As Richard Coraine, special adviser to Danny Meyer’s New York USHG restaurants, put it to me in November, “Our planning for cloakrooms has definitely changed given the need for space usage over time and the casual population holding on to their coats. I also think it might be a time issue where people don’t want to wait to retrieve coats and just be on their way as soon as possible. I have seen spaces function as ‘manager offices’ and then be used for coats during the chilly months. The need for storage, wine and sales space has made coats a secondary proposition.”
New York rents are extremely high and restaurateurs have to balance the tricky act of providing what the customer wants with affordability. At the very least, they must provide a suitable kitchen and a place for storing precious bottles of wine back of house.
Rising wages have also played a part. A cloakroom attendant is busy for 30 minutes at the beginning of the lunch service, slightly longer in the evening and then rushed off their feet at the end. In between, they are invariably under-occupied. Payment used to come via wages topped up with cash tips that were generous in the winter months, particularly over Christmas, but negligible in summer. Cash tips have vanished in many places, while the need to make the receptionist more productive has become an imperative. Hence many newer restaurants have no dedicated receptionist or greeter. Instead, the job of greeting tends to fall to the waiter who happens to be closest at the time.
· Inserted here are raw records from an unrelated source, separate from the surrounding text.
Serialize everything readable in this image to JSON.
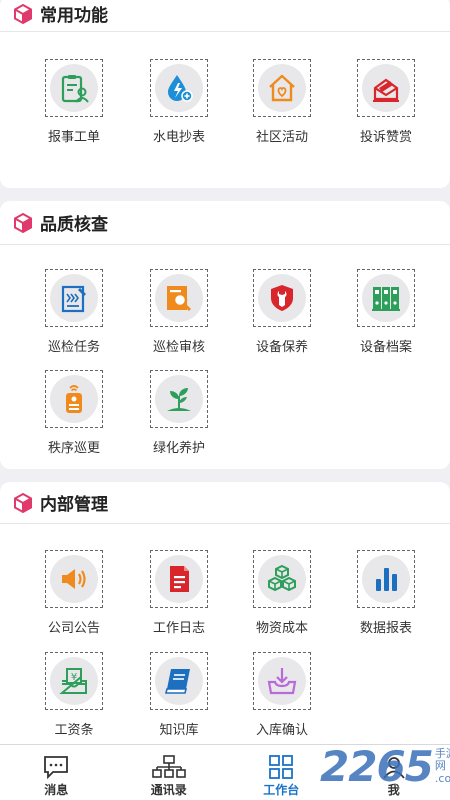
{
  "sections": [
    {
      "title": "常用功能",
      "items": [
        {
          "label": "报事工单",
          "icon": "clipboard-person-icon",
          "color": "#2e9e5b"
        },
        {
          "label": "水电抄表",
          "icon": "water-drop-electric-icon",
          "color": "#1d8fd6"
        },
        {
          "label": "社区活动",
          "icon": "house-heart-icon",
          "color": "#f08a1c"
        },
        {
          "label": "投诉赞赏",
          "icon": "envelope-icon",
          "color": "#d9262c"
        }
      ]
    },
    {
      "title": "品质核查",
      "items": [
        {
          "label": "巡检任务",
          "icon": "patrol-task-icon",
          "color": "#1d6fbf"
        },
        {
          "label": "巡检审核",
          "icon": "search-document-icon",
          "color": "#f08a1c"
        },
        {
          "label": "设备保养",
          "icon": "wrench-shield-icon",
          "color": "#d9262c"
        },
        {
          "label": "设备档案",
          "icon": "binders-icon",
          "color": "#2e9e5b"
        },
        {
          "label": "秩序巡更",
          "icon": "patrol-device-icon",
          "color": "#f08a1c"
        },
        {
          "label": "绿化养护",
          "icon": "plant-sprout-icon",
          "color": "#2e9e5b"
        }
      ]
    },
    {
      "title": "内部管理",
      "items": [
        {
          "label": "公司公告",
          "icon": "speaker-icon",
          "color": "#f08a1c"
        },
        {
          "label": "工作日志",
          "icon": "document-icon",
          "color": "#d9262c"
        },
        {
          "label": "物资成本",
          "icon": "cubes-icon",
          "color": "#2e9e5b"
        },
        {
          "label": "数据报表",
          "icon": "bar-chart-icon",
          "color": "#1d6fbf"
        },
        {
          "label": "工资条",
          "icon": "salary-tray-icon",
          "color": "#2e9e5b"
        },
        {
          "label": "知识库",
          "icon": "book-icon",
          "color": "#1d6fbf"
        },
        {
          "label": "入库确认",
          "icon": "inbox-download-icon",
          "color": "#b86ad9"
        }
      ]
    }
  ],
  "tabbar": [
    {
      "label": "消息",
      "icon": "chat-icon",
      "active": false
    },
    {
      "label": "通讯录",
      "icon": "org-chart-icon",
      "active": false
    },
    {
      "label": "工作台",
      "icon": "grid-icon",
      "active": true
    },
    {
      "label": "我",
      "icon": "person-icon",
      "active": false
    }
  ],
  "watermark": {
    "main": "2265",
    "side1": "手游网",
    "side2": ".com"
  },
  "colors": {
    "accent": "#e03a6c",
    "active_tab": "#1a73c9"
  }
}
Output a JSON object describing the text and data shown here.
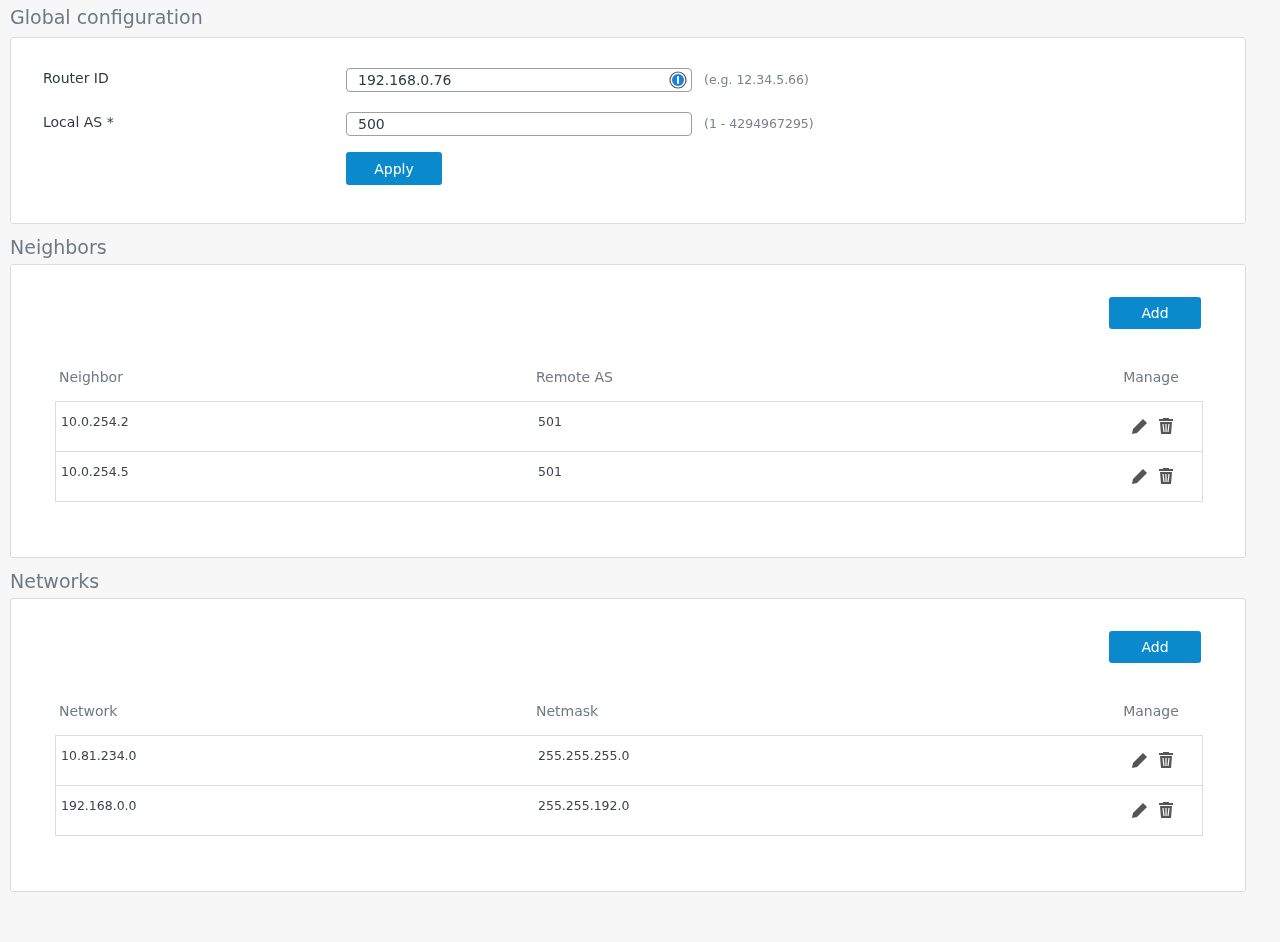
{
  "global": {
    "title": "Global configuration",
    "fields": [
      {
        "label": "Router ID",
        "value": "192.168.0.76",
        "hint": "(e.g. 12.34.5.66)",
        "icon": true
      },
      {
        "label": "Local AS *",
        "value": "500",
        "hint": "(1 - 4294967295)",
        "icon": false
      }
    ],
    "button": "Apply"
  },
  "tables": [
    {
      "title": "Neighbors",
      "add": "Add",
      "columns": [
        "Neighbor",
        "Remote AS",
        "Manage"
      ],
      "rows": [
        [
          "10.0.254.2",
          "501"
        ],
        [
          "10.0.254.5",
          "501"
        ]
      ]
    },
    {
      "title": "Networks",
      "add": "Add",
      "columns": [
        "Network",
        "Netmask",
        "Manage"
      ],
      "rows": [
        [
          "10.81.234.0",
          "255.255.255.0"
        ],
        [
          "192.168.0.0",
          "255.255.192.0"
        ]
      ]
    }
  ]
}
When I talked to Matt Ashman, head of leisure and restaurants at property agents Cushman & Wakefield, he agreed this was a trend likely to continue. “Since the lockdown, restaurateurs are looking at properties again but with two key priorities. The first is that the space must have provision for outdoor seating and the second is that there must be the capability to service takeaway deliveries. I just don’t believe that any new restaurant’s provision for looking after coats, bags or even my Brompton bicycle is a restaurateur’s priority any more.”
Discarding the cloakroom may also have legal advantages. According to Marcus Barclay, a partner with law firm CMS, if a ‘‘restaurant’s cloakroom has accepted something from the customer, then the restaurant has actively accepted responsibility to take care of the things which the customer entrusts to that care”. If, however, the customer hangs up their coat in full view of their table and then it’s stolen, the restaurant isn’t liable.
The movement towards a more relaxed style of dining in buildings that do not have the space for cloakrooms, or their attendants, seems unstoppable. So, better keep the Burberry raincoat at home and wear the second-best jacket instead.